I shouldn’t be silent about my cancer, because I had nothing to be ashamed of. My cancer was cancer, plain and simple. Some say that I didn’t “really” have cancer because I didn’t do chemotherapy or radiation – even though radiation is never the treatment if margins can be cleared and other tumors aren’t present, as in my case. Many people confuse the terms cancer and tumor, and use them interchangeably, but it’s important to note that tumors form from abnormal cellular growth in solid tissues like organs or bones. Tumors can be cancerous growths, but not all are. Facing any type of tumor or cancer can be a scary prospect.
My cancer was a very rare type, one that most people have never heard of. Everyone knows about breast cancer awareness month, when pink ribbons invade just about everything, but there are so many other types of cancer out there, some of them quite rare. I hope that by sharing my story I can shed a light on some of these rarer cancers, especially the ones that may be uncomfortable to talk about. Perhaps another life can be saved, or someone out there can feel less alone in their cancer.

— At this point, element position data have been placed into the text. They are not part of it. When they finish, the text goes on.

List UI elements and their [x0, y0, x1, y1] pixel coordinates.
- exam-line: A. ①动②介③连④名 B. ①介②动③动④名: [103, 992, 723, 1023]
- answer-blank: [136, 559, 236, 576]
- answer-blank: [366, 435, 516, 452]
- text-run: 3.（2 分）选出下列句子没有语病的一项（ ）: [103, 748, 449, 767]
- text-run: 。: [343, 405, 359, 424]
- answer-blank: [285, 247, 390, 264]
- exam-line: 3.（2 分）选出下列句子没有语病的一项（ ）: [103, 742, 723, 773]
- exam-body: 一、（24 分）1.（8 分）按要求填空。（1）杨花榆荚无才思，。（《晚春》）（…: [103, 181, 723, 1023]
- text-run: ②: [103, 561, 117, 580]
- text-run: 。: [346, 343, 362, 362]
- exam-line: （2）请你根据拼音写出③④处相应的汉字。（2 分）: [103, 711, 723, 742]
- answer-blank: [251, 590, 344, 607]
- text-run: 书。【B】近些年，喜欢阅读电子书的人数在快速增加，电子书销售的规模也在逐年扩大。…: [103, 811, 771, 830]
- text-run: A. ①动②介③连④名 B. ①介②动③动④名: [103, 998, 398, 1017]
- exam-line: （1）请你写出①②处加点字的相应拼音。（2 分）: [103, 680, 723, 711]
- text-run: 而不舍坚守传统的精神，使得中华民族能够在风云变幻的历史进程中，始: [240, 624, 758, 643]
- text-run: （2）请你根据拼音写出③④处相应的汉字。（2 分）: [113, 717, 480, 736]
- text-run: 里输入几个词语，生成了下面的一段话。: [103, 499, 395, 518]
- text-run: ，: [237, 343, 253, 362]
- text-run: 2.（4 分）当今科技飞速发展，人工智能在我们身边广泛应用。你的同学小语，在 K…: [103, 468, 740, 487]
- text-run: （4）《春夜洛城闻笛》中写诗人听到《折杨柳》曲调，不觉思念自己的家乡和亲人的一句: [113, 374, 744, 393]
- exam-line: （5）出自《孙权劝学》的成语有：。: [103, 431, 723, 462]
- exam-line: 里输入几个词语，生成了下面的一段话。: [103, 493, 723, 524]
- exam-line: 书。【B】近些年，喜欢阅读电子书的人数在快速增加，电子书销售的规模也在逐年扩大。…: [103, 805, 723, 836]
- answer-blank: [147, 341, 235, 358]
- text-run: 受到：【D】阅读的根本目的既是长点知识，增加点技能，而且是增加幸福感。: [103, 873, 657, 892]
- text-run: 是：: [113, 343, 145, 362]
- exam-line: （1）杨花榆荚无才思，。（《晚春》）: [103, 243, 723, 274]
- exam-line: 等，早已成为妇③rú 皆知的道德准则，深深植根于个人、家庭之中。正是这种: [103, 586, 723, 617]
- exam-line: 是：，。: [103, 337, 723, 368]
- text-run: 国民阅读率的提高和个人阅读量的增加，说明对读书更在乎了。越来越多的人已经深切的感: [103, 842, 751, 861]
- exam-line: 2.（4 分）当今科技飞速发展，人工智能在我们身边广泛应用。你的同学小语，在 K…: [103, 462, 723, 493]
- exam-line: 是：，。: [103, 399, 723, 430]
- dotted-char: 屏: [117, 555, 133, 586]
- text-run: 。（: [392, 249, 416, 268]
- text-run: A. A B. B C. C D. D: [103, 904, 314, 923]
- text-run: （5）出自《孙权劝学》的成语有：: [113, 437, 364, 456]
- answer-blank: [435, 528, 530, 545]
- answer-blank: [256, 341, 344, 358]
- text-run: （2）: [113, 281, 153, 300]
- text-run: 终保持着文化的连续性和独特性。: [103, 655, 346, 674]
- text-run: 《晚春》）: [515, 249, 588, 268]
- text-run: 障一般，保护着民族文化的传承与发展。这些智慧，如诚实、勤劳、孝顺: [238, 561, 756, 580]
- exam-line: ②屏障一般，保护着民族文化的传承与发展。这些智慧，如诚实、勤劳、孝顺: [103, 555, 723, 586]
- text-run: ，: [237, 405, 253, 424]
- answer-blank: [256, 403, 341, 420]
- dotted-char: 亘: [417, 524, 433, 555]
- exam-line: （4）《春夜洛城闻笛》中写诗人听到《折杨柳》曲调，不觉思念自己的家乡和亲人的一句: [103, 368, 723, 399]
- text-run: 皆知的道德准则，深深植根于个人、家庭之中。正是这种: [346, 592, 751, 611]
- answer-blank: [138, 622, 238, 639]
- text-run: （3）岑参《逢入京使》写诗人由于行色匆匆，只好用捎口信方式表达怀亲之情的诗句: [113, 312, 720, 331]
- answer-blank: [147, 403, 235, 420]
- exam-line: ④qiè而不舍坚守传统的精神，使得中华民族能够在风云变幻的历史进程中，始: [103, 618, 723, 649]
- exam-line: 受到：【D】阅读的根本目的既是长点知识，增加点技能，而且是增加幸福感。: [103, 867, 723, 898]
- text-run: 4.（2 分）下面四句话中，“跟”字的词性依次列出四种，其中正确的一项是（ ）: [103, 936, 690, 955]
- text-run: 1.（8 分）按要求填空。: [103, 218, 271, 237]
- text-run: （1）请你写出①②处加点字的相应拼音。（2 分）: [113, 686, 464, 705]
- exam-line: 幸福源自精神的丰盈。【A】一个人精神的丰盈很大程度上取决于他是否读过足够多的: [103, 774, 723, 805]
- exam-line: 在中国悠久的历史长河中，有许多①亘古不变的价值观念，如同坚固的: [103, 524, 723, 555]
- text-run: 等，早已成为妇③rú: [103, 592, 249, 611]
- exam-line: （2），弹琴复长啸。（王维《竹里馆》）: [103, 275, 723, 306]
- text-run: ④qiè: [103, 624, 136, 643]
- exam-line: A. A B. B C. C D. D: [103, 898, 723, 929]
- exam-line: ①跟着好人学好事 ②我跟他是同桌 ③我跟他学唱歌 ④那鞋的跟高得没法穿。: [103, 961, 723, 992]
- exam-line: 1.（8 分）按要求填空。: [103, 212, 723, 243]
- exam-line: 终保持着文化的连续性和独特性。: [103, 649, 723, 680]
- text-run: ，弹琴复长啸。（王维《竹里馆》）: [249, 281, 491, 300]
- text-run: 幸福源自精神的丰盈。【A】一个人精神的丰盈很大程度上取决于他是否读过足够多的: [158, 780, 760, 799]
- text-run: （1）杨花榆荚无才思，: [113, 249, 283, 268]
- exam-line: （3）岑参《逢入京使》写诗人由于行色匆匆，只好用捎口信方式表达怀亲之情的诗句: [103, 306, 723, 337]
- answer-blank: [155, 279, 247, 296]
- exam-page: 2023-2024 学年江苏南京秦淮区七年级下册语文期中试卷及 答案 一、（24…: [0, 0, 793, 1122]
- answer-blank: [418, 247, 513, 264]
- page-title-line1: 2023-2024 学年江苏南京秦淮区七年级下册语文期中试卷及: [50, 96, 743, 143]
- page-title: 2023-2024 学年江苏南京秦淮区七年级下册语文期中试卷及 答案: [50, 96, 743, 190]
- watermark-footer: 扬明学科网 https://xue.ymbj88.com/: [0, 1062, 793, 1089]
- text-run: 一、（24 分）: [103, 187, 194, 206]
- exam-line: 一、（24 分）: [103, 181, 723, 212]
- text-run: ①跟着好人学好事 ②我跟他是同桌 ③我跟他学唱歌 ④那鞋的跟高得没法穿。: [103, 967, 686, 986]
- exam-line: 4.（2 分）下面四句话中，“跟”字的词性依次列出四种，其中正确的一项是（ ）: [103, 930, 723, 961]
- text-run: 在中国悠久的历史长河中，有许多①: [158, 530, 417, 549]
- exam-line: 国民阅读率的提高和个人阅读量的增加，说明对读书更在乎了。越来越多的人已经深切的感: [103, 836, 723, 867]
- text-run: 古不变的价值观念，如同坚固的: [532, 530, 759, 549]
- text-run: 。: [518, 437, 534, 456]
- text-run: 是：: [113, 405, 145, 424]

It’s curious the misconceptions about what people think about cancer. If this tumor would have been present in my breasts and surgery was the treatment. I imagine there would have been a much different mind set about my cancer and there would have been a vast support system of breast cancer survivors to support me in my recovery.
We had heard the statistics of 1 of 2 men and 1 out of 3 women will have cancer of some sort in their lifetime. We had purchased a cancer policy, mainly because of my husband and his profession as a locomotive engineer and also a licensed insurance agent. We never thought I would be the one who would being using the benefits from it. Our policy benefits allowed my husband to stay home as much as possible and to help with my slow recovery from the second and more invasive surgery.
It is a blessing that my husband and children were unfailingly supportive throughout my experience, but I know not everyone has the same kind of strong support system. My wish is for other women to know that it’s okay to talk about cancer, even if it’s in an “uncomfortable” place. We should not be ashamed of our bodies and our cancers. My experience was scary and life-altering, but I beat it.
I am a cancer survivor. I am a survivor of cellular angiofibroma. I carry this experience with me every day.
And I will survive for many, many more years to come.